【KAC202211】消えた猫の行方

井澤文明

日記

「柚子姉ちゃんの部屋から日記が出てきた」

 荷物で溢れる姉の部屋で私に弟の享は言う。

 私たちの姉・柚子は、つい数日前、交通事故に巻き込まれ、突然亡くなってしまった。そして私と弟は、両親が姉の葬式の準備や死亡後の手続きをしている間、姉の遺品整理を任されたという訳だ。


「日記は見ない方がいいんじゃない? プライベートなものだし」

「でも、猫観察日記ってあるよ?」


 弟の手にあるノートの表紙を見ると、確かに姉の字で『猫観察日記』と書かれていた。


「近所の猫を観察してたってこと?」

「でも、ここら辺って猫がいそうな場所ないよ?」


 私たちは首をかしげる。


「とりあえず、読んでみる?」


 弟はそう言って、私の返答を待たずにノートの1ページ目を開いた。そこには日付と文字が書かれており、下の方には猫の絵まで描かれていた。


『2月25日 今日から猫を飼うことにした。めっちゃ可愛い。癒し。』


「───猫を、飼ってたの?」


 弟と私は言葉を失う。そして急いで家中を、日記に描かれた三毛猫を探し回った。でも家に猫が飼われていた形跡は全くない。あるのは猫のグッズばかりだ。


「放し飼いをしていた、とか?」

「放し飼いでも、家にキャットフードもトイレもないのはおかしいよ」


 私たちは頭を抱える。


「お母さんなら何か知ってるかも。電話してみよう」


 私は携帯電話を取り出し、母に連絡をした。だが、母も猫のことを知らなかったようで、驚きの声をあげた。
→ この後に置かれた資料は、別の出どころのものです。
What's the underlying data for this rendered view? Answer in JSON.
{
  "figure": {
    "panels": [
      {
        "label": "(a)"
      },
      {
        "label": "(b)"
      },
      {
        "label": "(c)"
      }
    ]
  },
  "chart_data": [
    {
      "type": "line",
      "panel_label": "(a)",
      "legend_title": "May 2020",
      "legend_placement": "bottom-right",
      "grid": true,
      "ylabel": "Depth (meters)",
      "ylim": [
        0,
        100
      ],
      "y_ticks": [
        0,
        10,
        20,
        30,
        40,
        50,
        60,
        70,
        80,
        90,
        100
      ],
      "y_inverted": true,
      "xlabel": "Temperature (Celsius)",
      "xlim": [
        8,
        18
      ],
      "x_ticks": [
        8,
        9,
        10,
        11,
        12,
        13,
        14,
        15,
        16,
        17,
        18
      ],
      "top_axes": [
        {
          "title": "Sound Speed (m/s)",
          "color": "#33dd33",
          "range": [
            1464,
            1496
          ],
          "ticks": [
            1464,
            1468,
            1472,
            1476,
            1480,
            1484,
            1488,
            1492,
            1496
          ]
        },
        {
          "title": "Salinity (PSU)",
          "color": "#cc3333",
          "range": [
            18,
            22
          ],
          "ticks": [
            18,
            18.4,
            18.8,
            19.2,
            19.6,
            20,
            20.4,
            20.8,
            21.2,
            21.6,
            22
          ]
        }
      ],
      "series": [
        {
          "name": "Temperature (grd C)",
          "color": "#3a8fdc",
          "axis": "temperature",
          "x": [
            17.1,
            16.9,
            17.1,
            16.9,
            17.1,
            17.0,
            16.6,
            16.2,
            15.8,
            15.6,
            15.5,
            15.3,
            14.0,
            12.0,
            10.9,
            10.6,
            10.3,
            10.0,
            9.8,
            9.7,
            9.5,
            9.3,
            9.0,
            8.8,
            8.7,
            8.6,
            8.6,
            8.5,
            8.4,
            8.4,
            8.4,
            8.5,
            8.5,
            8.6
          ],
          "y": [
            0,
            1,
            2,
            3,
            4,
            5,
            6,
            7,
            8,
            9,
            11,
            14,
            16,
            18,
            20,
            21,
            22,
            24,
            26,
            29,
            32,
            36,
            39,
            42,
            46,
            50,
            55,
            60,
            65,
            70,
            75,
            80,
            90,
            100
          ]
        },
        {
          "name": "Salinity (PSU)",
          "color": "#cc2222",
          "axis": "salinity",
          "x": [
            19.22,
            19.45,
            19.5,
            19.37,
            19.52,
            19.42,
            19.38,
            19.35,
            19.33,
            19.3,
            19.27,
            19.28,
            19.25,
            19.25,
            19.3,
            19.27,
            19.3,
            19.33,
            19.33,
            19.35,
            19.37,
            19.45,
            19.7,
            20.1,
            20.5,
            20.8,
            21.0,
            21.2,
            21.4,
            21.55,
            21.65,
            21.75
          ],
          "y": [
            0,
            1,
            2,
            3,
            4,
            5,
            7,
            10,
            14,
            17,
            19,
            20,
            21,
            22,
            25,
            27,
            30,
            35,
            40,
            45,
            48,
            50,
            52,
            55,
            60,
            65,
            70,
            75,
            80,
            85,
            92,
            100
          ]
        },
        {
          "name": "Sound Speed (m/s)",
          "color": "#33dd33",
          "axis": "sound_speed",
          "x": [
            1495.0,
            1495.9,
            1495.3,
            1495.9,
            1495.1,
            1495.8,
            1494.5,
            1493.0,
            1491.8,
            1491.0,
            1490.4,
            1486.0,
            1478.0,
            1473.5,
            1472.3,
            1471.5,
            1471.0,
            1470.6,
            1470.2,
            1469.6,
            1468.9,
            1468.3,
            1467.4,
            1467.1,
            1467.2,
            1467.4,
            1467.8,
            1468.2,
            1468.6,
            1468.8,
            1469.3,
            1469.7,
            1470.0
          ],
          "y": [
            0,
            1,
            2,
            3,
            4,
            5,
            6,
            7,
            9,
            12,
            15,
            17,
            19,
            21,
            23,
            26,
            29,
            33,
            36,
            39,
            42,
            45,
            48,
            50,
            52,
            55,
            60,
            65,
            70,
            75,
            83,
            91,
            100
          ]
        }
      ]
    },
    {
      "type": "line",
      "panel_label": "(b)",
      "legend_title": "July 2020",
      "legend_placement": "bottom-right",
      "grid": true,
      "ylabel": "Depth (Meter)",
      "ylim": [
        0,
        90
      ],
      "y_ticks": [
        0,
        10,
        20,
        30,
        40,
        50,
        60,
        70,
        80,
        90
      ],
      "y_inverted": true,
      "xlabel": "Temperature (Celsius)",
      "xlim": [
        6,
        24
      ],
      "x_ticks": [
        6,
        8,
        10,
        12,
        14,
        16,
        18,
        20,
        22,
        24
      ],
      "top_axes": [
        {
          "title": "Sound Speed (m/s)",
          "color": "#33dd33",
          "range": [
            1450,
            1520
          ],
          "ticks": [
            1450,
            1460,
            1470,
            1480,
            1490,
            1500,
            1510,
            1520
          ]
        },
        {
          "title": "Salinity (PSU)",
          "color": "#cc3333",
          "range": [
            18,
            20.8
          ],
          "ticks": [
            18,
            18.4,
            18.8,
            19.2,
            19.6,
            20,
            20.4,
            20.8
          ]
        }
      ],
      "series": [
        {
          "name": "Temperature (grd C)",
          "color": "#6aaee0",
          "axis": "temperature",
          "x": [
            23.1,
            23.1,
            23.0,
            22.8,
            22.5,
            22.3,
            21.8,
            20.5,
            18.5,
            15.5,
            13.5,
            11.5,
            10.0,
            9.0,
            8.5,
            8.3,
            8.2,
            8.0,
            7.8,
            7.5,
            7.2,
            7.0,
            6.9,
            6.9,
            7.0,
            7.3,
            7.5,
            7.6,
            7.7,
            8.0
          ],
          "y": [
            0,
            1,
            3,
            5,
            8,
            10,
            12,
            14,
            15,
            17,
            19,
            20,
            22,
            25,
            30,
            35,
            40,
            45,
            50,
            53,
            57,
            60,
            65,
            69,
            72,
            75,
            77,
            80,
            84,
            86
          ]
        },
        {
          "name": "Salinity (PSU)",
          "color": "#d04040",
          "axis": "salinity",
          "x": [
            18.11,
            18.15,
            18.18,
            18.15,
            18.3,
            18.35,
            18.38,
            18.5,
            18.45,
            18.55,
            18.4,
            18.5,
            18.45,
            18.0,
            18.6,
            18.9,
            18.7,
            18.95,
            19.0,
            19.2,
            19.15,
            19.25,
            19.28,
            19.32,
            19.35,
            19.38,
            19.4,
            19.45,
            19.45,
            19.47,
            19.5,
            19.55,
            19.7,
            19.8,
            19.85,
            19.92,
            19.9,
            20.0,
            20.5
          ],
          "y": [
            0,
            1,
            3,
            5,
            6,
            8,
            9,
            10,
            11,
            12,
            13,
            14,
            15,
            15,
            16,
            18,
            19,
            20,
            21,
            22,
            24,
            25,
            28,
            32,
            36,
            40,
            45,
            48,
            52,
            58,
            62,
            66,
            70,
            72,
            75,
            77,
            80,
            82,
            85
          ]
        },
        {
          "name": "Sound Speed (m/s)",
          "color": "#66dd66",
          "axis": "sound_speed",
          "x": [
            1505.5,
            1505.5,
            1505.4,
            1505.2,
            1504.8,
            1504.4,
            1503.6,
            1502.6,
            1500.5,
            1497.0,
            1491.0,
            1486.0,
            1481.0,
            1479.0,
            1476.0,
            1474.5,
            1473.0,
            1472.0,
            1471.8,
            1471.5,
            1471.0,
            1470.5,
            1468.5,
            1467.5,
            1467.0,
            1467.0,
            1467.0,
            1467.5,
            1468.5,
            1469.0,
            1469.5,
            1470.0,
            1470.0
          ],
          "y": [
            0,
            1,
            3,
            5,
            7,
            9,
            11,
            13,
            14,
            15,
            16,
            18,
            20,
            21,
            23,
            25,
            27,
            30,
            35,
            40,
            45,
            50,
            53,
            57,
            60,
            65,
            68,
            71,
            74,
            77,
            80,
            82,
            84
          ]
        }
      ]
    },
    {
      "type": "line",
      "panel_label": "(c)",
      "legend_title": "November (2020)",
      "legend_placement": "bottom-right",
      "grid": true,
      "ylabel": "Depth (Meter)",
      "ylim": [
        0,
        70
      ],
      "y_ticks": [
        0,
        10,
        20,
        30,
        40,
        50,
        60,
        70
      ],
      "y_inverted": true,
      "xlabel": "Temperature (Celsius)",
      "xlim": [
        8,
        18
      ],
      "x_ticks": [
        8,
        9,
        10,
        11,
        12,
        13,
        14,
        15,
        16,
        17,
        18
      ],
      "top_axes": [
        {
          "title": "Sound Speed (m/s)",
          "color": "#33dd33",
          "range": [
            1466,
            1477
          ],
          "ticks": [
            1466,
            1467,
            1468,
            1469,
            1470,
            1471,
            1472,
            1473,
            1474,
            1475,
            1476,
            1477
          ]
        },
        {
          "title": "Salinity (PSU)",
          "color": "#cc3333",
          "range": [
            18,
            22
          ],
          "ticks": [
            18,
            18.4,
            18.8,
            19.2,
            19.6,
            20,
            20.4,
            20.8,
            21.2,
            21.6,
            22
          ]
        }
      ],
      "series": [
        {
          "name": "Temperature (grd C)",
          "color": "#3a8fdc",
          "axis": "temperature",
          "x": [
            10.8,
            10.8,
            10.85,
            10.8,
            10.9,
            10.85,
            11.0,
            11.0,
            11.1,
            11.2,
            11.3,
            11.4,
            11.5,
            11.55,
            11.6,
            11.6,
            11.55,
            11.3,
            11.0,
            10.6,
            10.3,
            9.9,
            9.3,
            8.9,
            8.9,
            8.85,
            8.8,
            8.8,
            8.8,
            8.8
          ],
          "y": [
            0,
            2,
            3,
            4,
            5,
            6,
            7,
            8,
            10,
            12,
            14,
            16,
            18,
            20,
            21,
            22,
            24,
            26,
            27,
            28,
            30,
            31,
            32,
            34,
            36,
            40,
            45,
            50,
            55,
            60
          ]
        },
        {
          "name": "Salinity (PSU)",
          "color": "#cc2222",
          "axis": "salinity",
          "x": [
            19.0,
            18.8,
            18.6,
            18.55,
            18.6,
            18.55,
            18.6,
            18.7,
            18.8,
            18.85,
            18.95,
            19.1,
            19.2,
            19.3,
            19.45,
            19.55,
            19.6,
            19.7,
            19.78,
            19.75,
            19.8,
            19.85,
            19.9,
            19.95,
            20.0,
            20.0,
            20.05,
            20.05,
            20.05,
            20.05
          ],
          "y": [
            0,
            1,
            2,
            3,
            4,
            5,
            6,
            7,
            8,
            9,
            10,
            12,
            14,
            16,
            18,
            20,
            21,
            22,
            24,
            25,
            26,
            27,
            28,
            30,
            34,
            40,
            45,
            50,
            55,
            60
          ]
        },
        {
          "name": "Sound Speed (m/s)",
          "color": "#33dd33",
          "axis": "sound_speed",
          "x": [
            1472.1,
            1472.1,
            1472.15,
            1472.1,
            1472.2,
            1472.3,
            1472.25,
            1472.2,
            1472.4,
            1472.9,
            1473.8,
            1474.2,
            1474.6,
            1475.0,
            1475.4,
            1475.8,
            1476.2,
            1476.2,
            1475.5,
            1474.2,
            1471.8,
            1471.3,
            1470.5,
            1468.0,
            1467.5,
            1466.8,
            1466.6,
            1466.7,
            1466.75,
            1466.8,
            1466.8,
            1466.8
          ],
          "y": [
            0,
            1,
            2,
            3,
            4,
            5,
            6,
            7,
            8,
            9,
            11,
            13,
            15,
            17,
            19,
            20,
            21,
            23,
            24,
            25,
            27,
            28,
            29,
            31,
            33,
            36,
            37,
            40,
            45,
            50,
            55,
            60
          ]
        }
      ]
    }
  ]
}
「あの子、ずっと猫欲しいとは言っていたけど、本当に飼い始めていたなんて知らんかったわ」

「でも部屋に猫を飼ってたような形跡がないんだよ」

「でも日記には飼い始めたってあったんでしょ? 大家さんにでも聞いてみたら?」


 母に言われた通り、私たちは姉のアパートの大家さんに電話をした。両親とそう歳の変わらない女性だった。


「大原さんが猫を?」

「はい、日記にそう書かれていて」

「おかしいわね、うちってペット禁止なのよ。お隣さんからも特に苦情なんて来ていなかったし」


 私たちはまた行き詰まってしまった。

 姉の友人なら何か知っている可能性があると思い、今度は姉と一番親しかった人に連絡を入れた。


「柚子が猫を? ああ、あれか」

「知ってるんですか!?」


 電話越しに姉の友人の大きな笑い声が聞こえてきた。


「あーおもしろ、家族にバレてやんの」


 事態をうまく理解できていない私は聞き返す。


「えっと、姉は何をやっていたですか?」


 まだ笑い続けていた友人は、息絶え絶えに言葉を返す。


「ああ、あいつ、猫を飼いたかったけどお金ないから、『猫を飼ってるっていう妄想』を日記にしてたんだよ」

「猫を飼っているという妄想?」

「そう、妄想。それを日記にしてたんだ」


 別に知らないままでも良かった姉の一面を見てしまって、私たち姉弟は姉の友人にお礼を言った後、黙って日記を元あった机の奥にしまったのだった。